On the bike at the gym this morning, I thought about increasing my level. When I exercise, more friction is good.
But when you develop or use products, more friction is bad. Brian Marick talks about this when he speaks and writes about “ease” for development teams. If you’ve encountered a web page that made you do 25 different things before you were able to do what you wanted (some conferences want a whole lot of information, even if they’ve requested you send in a proposal), you’ve encountered friction as a user.
Up until this morning, I thought the technical debt and ease metaphors were sufficient to describe the friction that people encounter on projects. However, I also like Keith Ray’s post, “High technical debt = slum.” I feel like a second-class citizen–sometimes a third-class :-)–when I am part of a team or use a product with high friction.
When you hear these statements, you know you have friction:
- We can’t move to shorter iterations because of overhead
- It works on my machine
- Let the testers find the problems
- We can’t finish a feature inside of a week
- It’s just too hard to do <that thing>
And, if you don’t acknowledge technical debt, you can’t do a darn thing about the friction you encounter.
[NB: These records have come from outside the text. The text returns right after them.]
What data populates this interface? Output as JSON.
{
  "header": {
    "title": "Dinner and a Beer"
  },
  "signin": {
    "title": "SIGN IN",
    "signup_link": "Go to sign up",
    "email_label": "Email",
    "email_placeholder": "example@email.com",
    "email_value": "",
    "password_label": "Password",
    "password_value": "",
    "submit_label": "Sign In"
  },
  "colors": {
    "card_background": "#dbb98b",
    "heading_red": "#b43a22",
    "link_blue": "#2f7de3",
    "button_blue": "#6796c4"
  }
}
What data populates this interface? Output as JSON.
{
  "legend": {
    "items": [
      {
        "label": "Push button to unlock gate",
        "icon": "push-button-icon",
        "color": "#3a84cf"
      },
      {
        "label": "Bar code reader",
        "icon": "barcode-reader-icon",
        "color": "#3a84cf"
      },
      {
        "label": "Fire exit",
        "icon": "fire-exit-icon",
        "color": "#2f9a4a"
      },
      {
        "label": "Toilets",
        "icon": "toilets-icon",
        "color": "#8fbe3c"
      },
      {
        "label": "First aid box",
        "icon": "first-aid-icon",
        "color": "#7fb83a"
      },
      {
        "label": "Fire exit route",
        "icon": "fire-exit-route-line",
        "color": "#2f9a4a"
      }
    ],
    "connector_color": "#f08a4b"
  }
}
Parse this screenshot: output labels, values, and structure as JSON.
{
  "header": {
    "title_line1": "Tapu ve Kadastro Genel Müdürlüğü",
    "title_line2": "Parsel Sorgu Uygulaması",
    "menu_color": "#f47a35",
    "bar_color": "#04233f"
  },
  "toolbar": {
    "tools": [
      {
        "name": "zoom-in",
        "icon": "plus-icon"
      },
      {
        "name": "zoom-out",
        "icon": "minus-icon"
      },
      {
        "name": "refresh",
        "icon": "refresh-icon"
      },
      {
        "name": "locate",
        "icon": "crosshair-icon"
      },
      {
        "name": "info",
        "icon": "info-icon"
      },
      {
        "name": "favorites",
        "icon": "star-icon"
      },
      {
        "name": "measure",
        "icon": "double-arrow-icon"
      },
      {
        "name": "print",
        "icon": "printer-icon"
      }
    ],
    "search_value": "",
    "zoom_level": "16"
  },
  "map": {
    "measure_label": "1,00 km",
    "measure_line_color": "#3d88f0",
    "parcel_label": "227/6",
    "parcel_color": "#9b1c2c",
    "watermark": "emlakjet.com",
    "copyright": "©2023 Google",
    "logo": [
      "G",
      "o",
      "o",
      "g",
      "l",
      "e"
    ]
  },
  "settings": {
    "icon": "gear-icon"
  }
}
It just grows and grows and grows.
If you work on a project, what do you do about the friction? Do you reduce it at all times? Sometimes, that’s the right approach. Sometimes, it’s not. If you are a project or program manager, do you look for friction? If not, start. Friction is often an unknown risk coming true.
Most of the time, friction makes our lives miserable. Unless, we’re in the gym. Then it might make our lives better in the long run. But for work, and for general living, think about reducing friction. Work and life will be much easier.